12 March 2015
Southland recorded the highest economic increase of any region in the year ending March 2014, according to figures released by Statistics New Zealand yesterday .
Dairy farming was the major driver of the 11 per cent increase in gross domestic product (GDP), which meant the province produced more than $5.5 billion in the year to March 2013.
This was an increase of $500 million on the previous year and represents $57,135 per person in the year.
Southland Federated Farmers president Russell MacPherson said a strong performance in the agricultural sector inevitably translated into a positive result across the board.
“It reinforces what everyone should know, which is that agriculture is vitally important to Southland.
“It’s not surprising to me at all when you look at things like higher milk prices and even an increase in tractor sales that the economy as a whole improved.

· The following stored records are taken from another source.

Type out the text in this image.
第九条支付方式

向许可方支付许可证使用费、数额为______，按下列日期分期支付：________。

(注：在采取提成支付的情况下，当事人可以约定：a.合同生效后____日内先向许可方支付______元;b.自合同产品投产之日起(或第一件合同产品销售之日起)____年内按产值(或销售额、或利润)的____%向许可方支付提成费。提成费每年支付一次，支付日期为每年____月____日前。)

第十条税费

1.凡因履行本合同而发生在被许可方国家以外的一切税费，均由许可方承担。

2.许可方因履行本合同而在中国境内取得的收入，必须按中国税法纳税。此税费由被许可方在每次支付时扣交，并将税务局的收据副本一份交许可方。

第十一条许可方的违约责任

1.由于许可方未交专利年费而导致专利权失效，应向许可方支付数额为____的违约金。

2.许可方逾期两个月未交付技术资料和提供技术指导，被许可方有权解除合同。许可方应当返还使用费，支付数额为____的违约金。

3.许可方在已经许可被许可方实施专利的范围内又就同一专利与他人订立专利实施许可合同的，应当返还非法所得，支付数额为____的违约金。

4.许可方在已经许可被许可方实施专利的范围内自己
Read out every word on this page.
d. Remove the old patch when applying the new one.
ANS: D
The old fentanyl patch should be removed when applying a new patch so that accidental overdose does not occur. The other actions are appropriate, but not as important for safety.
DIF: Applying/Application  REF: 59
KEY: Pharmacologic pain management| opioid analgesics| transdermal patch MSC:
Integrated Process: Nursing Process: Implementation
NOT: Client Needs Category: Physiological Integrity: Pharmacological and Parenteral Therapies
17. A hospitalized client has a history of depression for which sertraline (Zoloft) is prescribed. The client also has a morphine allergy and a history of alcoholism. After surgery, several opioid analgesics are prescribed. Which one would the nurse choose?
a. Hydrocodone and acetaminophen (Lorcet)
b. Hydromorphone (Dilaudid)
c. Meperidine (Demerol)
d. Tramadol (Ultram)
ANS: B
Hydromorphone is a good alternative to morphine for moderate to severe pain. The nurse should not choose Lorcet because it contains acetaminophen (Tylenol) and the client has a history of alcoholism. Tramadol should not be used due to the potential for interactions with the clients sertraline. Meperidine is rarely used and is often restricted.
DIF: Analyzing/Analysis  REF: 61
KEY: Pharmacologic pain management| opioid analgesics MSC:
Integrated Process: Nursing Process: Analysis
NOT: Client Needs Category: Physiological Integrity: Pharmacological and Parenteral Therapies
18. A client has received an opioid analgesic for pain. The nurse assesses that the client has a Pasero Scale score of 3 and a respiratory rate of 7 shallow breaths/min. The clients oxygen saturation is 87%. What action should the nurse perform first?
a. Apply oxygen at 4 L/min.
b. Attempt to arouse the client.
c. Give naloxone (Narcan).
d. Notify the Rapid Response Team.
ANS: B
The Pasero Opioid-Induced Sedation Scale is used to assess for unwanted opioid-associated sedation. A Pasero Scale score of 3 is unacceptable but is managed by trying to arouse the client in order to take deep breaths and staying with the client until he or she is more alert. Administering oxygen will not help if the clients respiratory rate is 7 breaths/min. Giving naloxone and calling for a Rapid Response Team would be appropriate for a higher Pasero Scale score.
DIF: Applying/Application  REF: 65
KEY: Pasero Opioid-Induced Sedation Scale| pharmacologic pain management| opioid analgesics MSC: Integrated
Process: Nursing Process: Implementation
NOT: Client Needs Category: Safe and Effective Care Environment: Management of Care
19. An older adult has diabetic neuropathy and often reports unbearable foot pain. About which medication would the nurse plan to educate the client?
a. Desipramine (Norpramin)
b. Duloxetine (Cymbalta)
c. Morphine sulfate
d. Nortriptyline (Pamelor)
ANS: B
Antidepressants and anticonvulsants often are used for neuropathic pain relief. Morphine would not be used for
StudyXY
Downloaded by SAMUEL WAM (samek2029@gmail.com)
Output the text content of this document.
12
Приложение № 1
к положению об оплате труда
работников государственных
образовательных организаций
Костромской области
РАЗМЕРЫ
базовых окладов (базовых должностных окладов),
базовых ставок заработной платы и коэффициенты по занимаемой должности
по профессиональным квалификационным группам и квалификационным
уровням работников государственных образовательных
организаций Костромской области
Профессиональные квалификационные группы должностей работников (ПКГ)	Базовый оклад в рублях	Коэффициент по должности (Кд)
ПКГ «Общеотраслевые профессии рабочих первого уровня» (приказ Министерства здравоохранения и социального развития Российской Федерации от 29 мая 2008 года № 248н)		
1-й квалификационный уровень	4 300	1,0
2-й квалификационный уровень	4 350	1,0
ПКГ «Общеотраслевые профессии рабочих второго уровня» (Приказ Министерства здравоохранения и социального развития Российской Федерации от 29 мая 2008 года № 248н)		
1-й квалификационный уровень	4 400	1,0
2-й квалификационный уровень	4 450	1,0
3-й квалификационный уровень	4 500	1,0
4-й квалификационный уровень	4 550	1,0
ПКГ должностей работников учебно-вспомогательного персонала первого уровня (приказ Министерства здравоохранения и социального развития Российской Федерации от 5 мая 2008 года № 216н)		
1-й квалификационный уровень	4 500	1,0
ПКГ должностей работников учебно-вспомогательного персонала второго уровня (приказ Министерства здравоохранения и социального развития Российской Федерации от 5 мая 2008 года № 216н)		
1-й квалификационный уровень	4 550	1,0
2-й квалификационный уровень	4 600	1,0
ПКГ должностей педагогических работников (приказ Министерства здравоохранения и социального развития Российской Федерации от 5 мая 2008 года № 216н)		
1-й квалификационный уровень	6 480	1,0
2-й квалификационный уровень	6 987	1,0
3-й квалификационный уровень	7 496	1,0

“Farming has always been very important to Southland and farmers make up a huge percentage of our consumers, so we’re far better off when our farms do well,” Macpherson said.
Fortuna Group operations manager Matthew Richards said the result was a major positive for the long-term future of Southland’s economy.
The forecast payout of $4.70 per kilogram of milk solids this season would hit hard, but he was confident prices would rebound.
“Dairying has a massive impact on the southern region and everyone is going to be affected in the year ahead by the downturn in our milk prices,” Richards said.
“Long-term, though, these figures are a really positive for the region and when milk prices rebound as I’m sure they will, Southland will continue to grow and prosper, and that’s very exciting.”
Southland’s GDP per capita of $57,135 represents a $4434 increase on the previous year and ranks behind only Taranaki ($80,297) and Wellington ($62,021).
Southland District Mayor Gary Tong said this showed the region was batting well above its weight.
“There’s plenty happening down here, not just in agriculture but also in areas like tourism, which has really boomed recently.
“A lot of that can be put down to Venture Southland,” Tong said.
Venture Southland general manager business and strategic projects Steve Canny could not be contacted yesterday .
Environment Southland chairwoman Ali Timms said the growth showed the region had a strong and resilient economy.
Southland’s GDP increase of 11 per cent was significantly higher than the national increase of 6.7 per cent and follows a drop of 1.8 per cent in the year ending March 2013.
There has been a 23.9 per cent increase over the past five years.
The province contributed 2.4 per cent of New Zealand’s total GDP, which was $229.7b.
All regions recorded economic gains in the year ending March 2014, with Canterbury making the next highest gains and increasing by 10.6 per cent.
Otago was up 6.3 per cent, with dairy cattle farming again the major contributing factor.